I started to write this out but realized a more polished explanation might be more useful:
"Snorkels constitute respiratory dead space. When the user takes in a fresh breath, some of the previously exhaled air which remains in the snorkel is inhaled again, reducing the amount of fresh air in the inhaled volume, and increasing the risk of a buildup of carbon dioxide in the blood, which can result in hypercapnia. The greater the volume of the tube, and the smaller the tidal volume of breathing, the more this problem is exacerbated. Including the internal volume of the mask in the breathing circuit greatly expands the dead space."
Interesting, my comment was based on the assumption that the tidal volume of human breath would be much larger than the tube/mask, but it seems I was wrong, it's just 500ml for an average human breath, opposed to 6 liters of lung volume.
As long as they are working properly. The problem is that the valves can fail (or not be properly designed in the first place), and then they become dangerous.
I don't know if it actually applies to a facemask with unidirectional flow (on at the top, out at the bottom). But the CO2 buildup mechanism is sometimes described as a reason for medical facemasks to be close-fitting. When you exhale into a mask with a big space, and then inhale again, you (very roughly) first inhale everything that was in the mask before inhaling new air.

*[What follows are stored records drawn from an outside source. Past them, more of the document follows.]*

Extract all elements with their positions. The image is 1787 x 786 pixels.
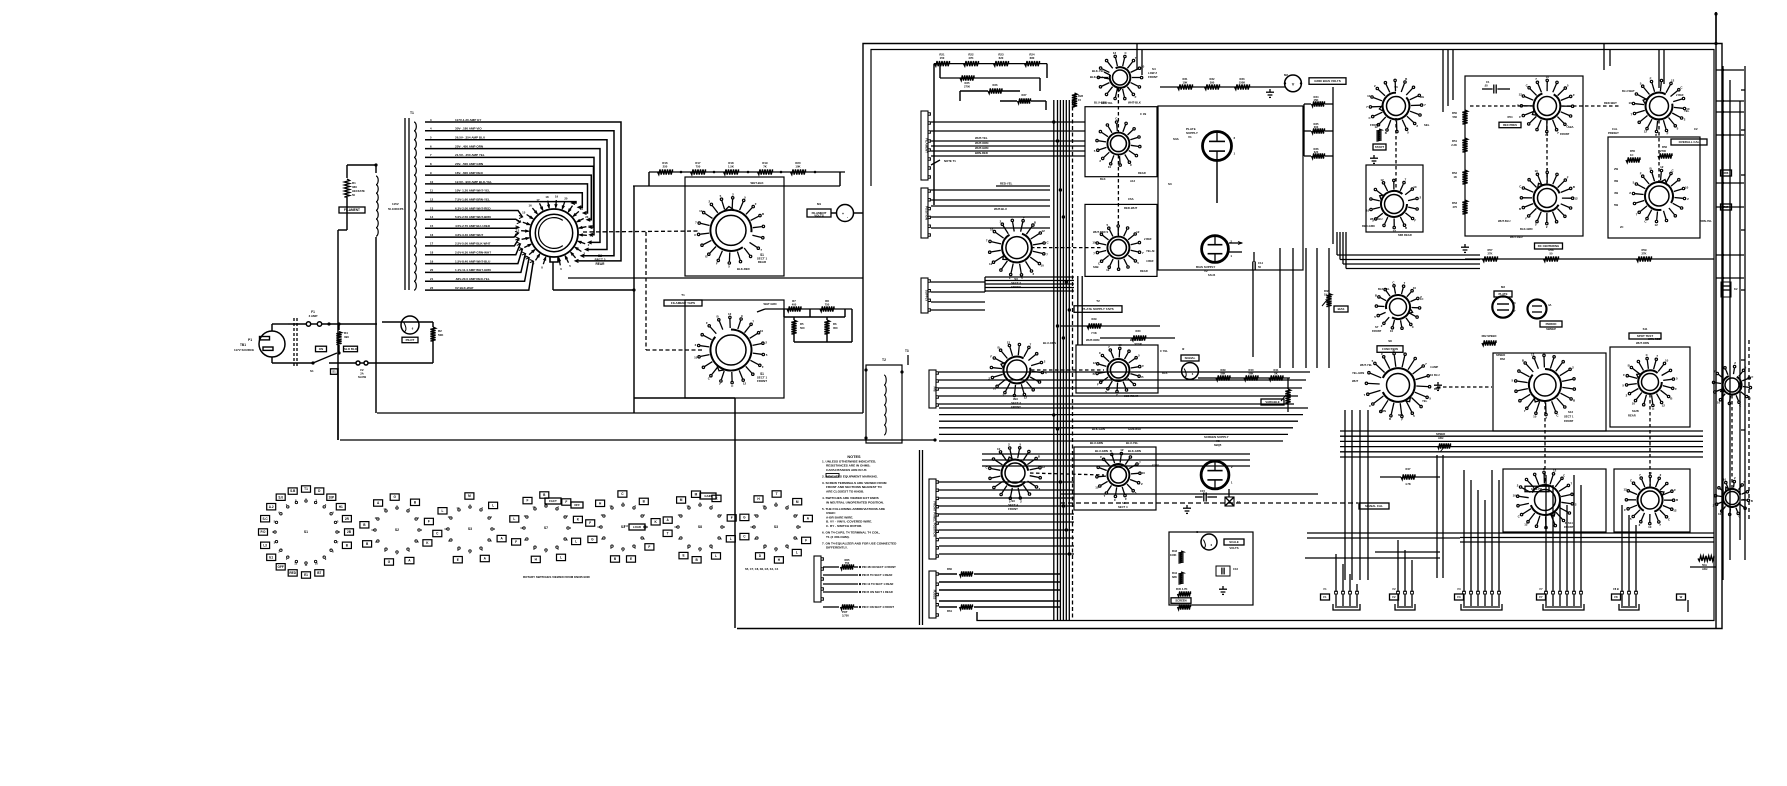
svg-text:L: L [730, 537, 732, 541]
svg-text:56K: 56K [1221, 371, 1226, 375]
svg-text:R56: R56 [1662, 145, 1667, 149]
svg-text:390: 390 [1210, 80, 1215, 84]
svg-text:R61: R61 [947, 609, 952, 613]
svg-text:SECT 1: SECT 1 [1564, 415, 1574, 419]
svg-text:S1: S1 [310, 369, 314, 373]
fuse F1 [288, 323, 306, 325]
svg-text:10: 10 [597, 525, 601, 529]
svg-text:12: 12 [430, 197, 434, 201]
svg-text:2.0V-6.30 AMP GRN-WHT: 2.0V-6.30 AMP GRN-WHT [455, 251, 491, 255]
svg-text:R38: R38 [1324, 289, 1329, 293]
svg-text:620: 620 [1314, 150, 1319, 154]
wire bus [931, 189, 1050, 191]
svg-text:M1: M1 [817, 202, 821, 206]
svg-text:BRN-YEL: BRN-YEL [1700, 219, 1712, 223]
svg-text:15: 15 [1078, 98, 1082, 102]
svg-text:360: 360 [352, 185, 357, 189]
svg-text:12: 12 [989, 262, 993, 266]
svg-text:VOLTS: VOLTS [1229, 546, 1238, 550]
dashed gang [1395, 118, 1397, 190]
svg-text:GRN-YEL: GRN-YEL [1531, 487, 1544, 491]
svg-text:IN NEUTRAL UNOPERATED POSITION: IN NEUTRAL UNOPERATED POSITION. [826, 500, 884, 504]
svg-text:YEL: YEL [1422, 399, 1428, 403]
svg-text:1.1V-11.4 AMP WHT-GRN: 1.1V-11.4 AMP WHT-GRN [455, 268, 491, 272]
svg-text:S.0: S.0 [278, 495, 283, 499]
svg-text:S7: S7 [1375, 325, 1379, 329]
wire [985, 276, 1074, 278]
svg-text:GRN: GRN [1380, 409, 1386, 413]
label GRID BIAS VOLTS [1309, 78, 1346, 85]
svg-text:PILOT: PILOT [406, 338, 415, 342]
svg-text:F: F [1142, 364, 1144, 368]
svg-text:R26: R26 [993, 83, 998, 87]
svg-text:560: 560 [1452, 115, 1457, 119]
svg-text:FRONT: FRONT [1011, 405, 1021, 409]
rotary switch S3A rear [1094, 117, 1141, 169]
svg-text:BLU-GRN: BLU-GRN [1095, 449, 1108, 453]
resistors R31-R33 [1178, 84, 1193, 89]
resistor R45 [1178, 591, 1191, 596]
svg-text:B: B [1093, 372, 1095, 376]
rotary switch S8 function [1364, 348, 1434, 421]
svg-text:12: 12 [1660, 165, 1664, 169]
svg-text:12: 12 [1655, 223, 1659, 227]
svg-text:SIGNAL: SIGNAL [1185, 356, 1196, 360]
svg-text:12: 12 [1519, 93, 1523, 97]
svg-text:R67: R67 [1724, 205, 1729, 209]
svg-text:WHT-BLU: WHT-BLU [1498, 219, 1511, 223]
connector F2 [1395, 591, 1415, 610]
resistor R43 [1178, 551, 1183, 563]
connector W [1677, 594, 1686, 600]
svg-text:10K: 10K [1183, 80, 1188, 84]
svg-text:F: F [805, 539, 807, 543]
svg-text:BLK-BLU: BLK-BLU [1090, 75, 1103, 79]
svg-text:WHT-BLK: WHT-BLK [751, 181, 764, 185]
svg-text:FACT: FACT [549, 499, 557, 503]
box S3D [1076, 345, 1158, 393]
svg-text:250: 250 [663, 165, 668, 169]
dashed gang line [583, 231, 700, 232]
rotary switch S3 front [986, 215, 1050, 280]
capacitor C15 [1204, 493, 1206, 502]
svg-text:R44: R44 [1172, 571, 1177, 575]
svg-text:50K: 50K [438, 333, 444, 337]
svg-text:12: 12 [1644, 130, 1648, 134]
svg-text:117V SOURCE: 117V SOURCE [234, 348, 254, 352]
svg-text:2C: 2C [1620, 225, 1624, 229]
capacitor C14 [1253, 252, 1255, 262]
svg-text:S7: S7 [544, 526, 548, 530]
svg-text:B: B [762, 212, 764, 216]
svg-text:E1: E1 [304, 573, 308, 577]
svg-text:E: E [682, 554, 684, 558]
wire [757, 309, 765, 312]
svg-text:F: F [1675, 387, 1677, 391]
svg-text:E1: E1 [269, 555, 273, 559]
svg-text:23: 23 [585, 215, 589, 219]
svg-text:13: 13 [516, 229, 520, 233]
svg-text:P1: P1 [248, 338, 252, 342]
svg-text:F2: F2 [1392, 595, 1396, 599]
svg-text:R5: R5 [800, 322, 804, 326]
rotary switch S9A [1517, 75, 1575, 137]
svg-text:F: F [706, 321, 708, 325]
rotary switch S14A [1513, 467, 1577, 529]
svg-text:10: 10 [1390, 329, 1394, 333]
wire bus fuses [939, 573, 957, 575]
svg-text:R59: R59 [1642, 248, 1647, 252]
svg-text:M2: M2 [1284, 73, 1288, 77]
svg-text:CAPACITANCES ARE IN UF.: CAPACITANCES ARE IN UF. [826, 468, 867, 472]
svg-text:F: F [1401, 418, 1403, 422]
svg-text:S.B: S.B [290, 489, 296, 493]
svg-text:12: 12 [1393, 229, 1397, 233]
chassis dashed barrier [293, 318, 295, 368]
svg-text:10: 10 [1628, 101, 1632, 105]
dashed gang [1437, 386, 1492, 388]
svg-text:16: 16 [529, 204, 533, 208]
transformer T2 [866, 365, 902, 443]
ground [1183, 505, 1191, 513]
svg-text:2. INDICATES EQUIPMENT: 2. INDICATES EQUIPMENT MARKING. [822, 474, 878, 478]
dashed bus [1072, 100, 1074, 620]
terminal strip TB7 [929, 571, 938, 618]
tube V3 screen supply [1201, 461, 1233, 489]
svg-text:7.5V-1.60 AMP BRN-YEL: 7.5V-1.60 AMP BRN-YEL [455, 197, 490, 201]
svg-text:10: 10 [1533, 414, 1537, 418]
svg-text:W: W [1680, 595, 1683, 599]
svg-text:2W: 2W [1614, 167, 1619, 171]
svg-text:K2: K2 [1734, 287, 1738, 291]
svg-text:FRONT: FRONT [1372, 329, 1382, 333]
svg-text:PIN 4B ON SECT 4 FRONT: PIN 4B ON SECT 4 FRONT [862, 565, 896, 569]
wire bundle vertical [1279, 248, 1281, 368]
dashed gang [1544, 400, 1546, 485]
wire risers [1335, 554, 1337, 592]
svg-text:10: 10 [694, 356, 698, 360]
ground [1266, 89, 1274, 97]
svg-text:750: 750 [696, 165, 701, 169]
wire [634, 397, 735, 399]
svg-text:10: 10 [1513, 494, 1517, 498]
resistor R63 [1698, 556, 1714, 561]
wire bundle to S2 [425, 122, 621, 261]
svg-text:50A: 50A [1702, 563, 1707, 567]
resistors R57-R59 [1465, 258, 1714, 260]
svg-text:B: B [1375, 293, 1377, 297]
svg-text:10: 10 [1546, 75, 1550, 79]
resistor R56 [1658, 153, 1672, 158]
svg-text:WHT: WHT [1352, 379, 1359, 383]
svg-text:B: B [1655, 133, 1657, 137]
svg-text:S8: S8 [698, 525, 702, 529]
svg-text:12: 12 [1380, 178, 1384, 182]
wire [271, 324, 273, 331]
svg-text:1.5V-8.40 AMP WHT-BLU: 1.5V-8.40 AMP WHT-BLU [455, 259, 491, 263]
svg-text:3,750: 3,750 [842, 614, 849, 618]
right margin feeder [1744, 66, 1746, 560]
svg-text:10: 10 [444, 527, 448, 531]
capacitor C16 [1216, 566, 1230, 576]
svg-text:L: L [513, 517, 515, 521]
dashed control line [1060, 502, 1358, 504]
label SLO BLO [344, 346, 358, 352]
resistor R44 [1178, 572, 1183, 584]
svg-text:WHT-BLU: WHT-BLU [1370, 217, 1383, 221]
svg-text:PIN B TO SECT 1 REAR: PIN B TO SECT 1 REAR [862, 573, 892, 577]
svg-text:RED-WHT: RED-WHT [1604, 101, 1617, 105]
terminal strip TB6 [929, 479, 938, 559]
svg-text:T3: T3 [905, 349, 909, 353]
svg-text:T: T [776, 492, 778, 496]
svg-text:S3: S3 [468, 527, 472, 531]
svg-text:BLU-YEL: BLU-YEL [1126, 441, 1138, 445]
svg-text:C YEL: C YEL [1160, 349, 1168, 353]
connector F8 B [1619, 591, 1639, 610]
svg-text:BLU-GRN: BLU-GRN [1094, 101, 1107, 105]
svg-text:SPEED: SPEED [1436, 432, 1445, 436]
svg-text:10: 10 [1040, 264, 1044, 268]
svg-text:PIN 10 TO SECT 1 REAR: PIN 10 TO SECT 1 REAR [862, 582, 893, 586]
svg-text:12: 12 [1106, 268, 1110, 272]
svg-text:47K: 47K [968, 56, 973, 60]
svg-text:BLK-GRN: BLK-GRN [1128, 449, 1141, 453]
svg-text:L: L [796, 551, 798, 555]
svg-text:10: 10 [1141, 65, 1145, 69]
svg-text:2.5V-5.00 AMP BLK-WHT: 2.5V-5.00 AMP BLK-WHT [455, 242, 491, 246]
svg-text:R45 4.7K: R45 4.7K [1176, 587, 1187, 591]
svg-text:FRONT: FRONT [1560, 132, 1570, 136]
svg-text:F: F [1414, 219, 1416, 223]
svg-text:F: F [1650, 76, 1652, 80]
svg-text:2B: 2B [347, 530, 352, 534]
svg-text:F: F [1117, 221, 1119, 225]
resistor network R5-R8 [765, 308, 852, 310]
svg-text:F: F [716, 262, 718, 266]
dashed gang [1031, 369, 1104, 371]
svg-text:2R: 2R [345, 517, 350, 521]
resistors R39-R41 [1198, 377, 1290, 379]
svg-text:F: F [762, 365, 764, 369]
svg-text:680: 680 [1030, 56, 1035, 60]
resistor row R21-R24 [934, 63, 1047, 65]
svg-text:620: 620 [999, 56, 1004, 60]
svg-text:BLU: BLU [1434, 373, 1440, 377]
label OVERALL CAL [1671, 139, 1707, 145]
svg-text:REAR: REAR [596, 262, 606, 266]
frame left lower [919, 450, 921, 625]
svg-text:BLK-GRN: BLK-GRN [1092, 427, 1105, 431]
svg-text:ON: ON [319, 347, 323, 351]
dashed gang [1117, 155, 1119, 236]
svg-text:F8 B: F8 B [1613, 587, 1619, 591]
svg-text:12: 12 [1574, 196, 1578, 200]
svg-text:B: B [1522, 359, 1524, 363]
svg-text:10: 10 [1430, 373, 1434, 377]
svg-text:27K: 27K [1488, 251, 1493, 255]
svg-text:12: 12 [1113, 51, 1117, 55]
svg-text:19: 19 [555, 195, 559, 199]
svg-text:FRONT: FRONT [1008, 507, 1018, 511]
wire [337, 368, 339, 440]
wire pair [1436, 455, 1438, 578]
resistor R1 [346, 170, 348, 178]
resistor R25 [940, 77, 1040, 79]
power plug P1 [259, 331, 285, 357]
svg-text:SCREEN: SCREEN [1175, 598, 1186, 602]
svg-text:GRN-WHT: GRN-WHT [1128, 427, 1142, 431]
svg-text:PIN B ON SECT 1 REAR: PIN B ON SECT 1 REAR [862, 590, 893, 594]
box S3B [1085, 204, 1157, 276]
svg-text:B: B [1676, 498, 1678, 502]
svg-text:BLU-GRN: BLU-GRN [1090, 441, 1103, 445]
wire [839, 172, 841, 186]
wire bundle to S2 left [425, 211, 523, 218]
svg-text:10: 10 [990, 228, 994, 232]
svg-text:12: 12 [1531, 352, 1535, 356]
svg-text:RED-GRN: RED-GRN [1362, 224, 1375, 228]
svg-text:C2: C2 [1694, 127, 1698, 131]
resistor R55 [1626, 157, 1640, 162]
svg-text:11: 11 [678, 513, 681, 517]
svg-text:10: 10 [750, 525, 754, 529]
svg-text:S8: S8 [1388, 339, 1392, 343]
svg-text:F: F [990, 354, 992, 358]
svg-text:15: 15 [522, 211, 526, 215]
svg-text:BLK-RED: BLK-RED [737, 267, 750, 271]
dashed gang [1031, 247, 1103, 249]
svg-text:F: F [1100, 455, 1102, 459]
svg-text:11: 11 [375, 516, 378, 520]
power switch S1 [338, 345, 340, 352]
svg-text:.63V-20.0 AMP RED-YEL: .63V-20.0 AMP RED-YEL [455, 277, 490, 281]
svg-text:B: B [1038, 455, 1040, 459]
svg-text:11: 11 [305, 563, 308, 567]
resistor R67 [1721, 204, 1732, 210]
svg-text:750: 750 [825, 302, 830, 306]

The extreme example is breathing from a long skinny tube. If the volume of the tube is bigger than that of your lungs, you never inhale new air.
There will be some mixing of fresh air through the snorkel but that's a small opening and a long tube. It will still mostly be the air you exhaled. For a traditional snorkel that's a small volume relative to a breath but not so much for those masks. Plus, if you're diving under the water a traditional snorkel will be completely purged while these masks will retain the air.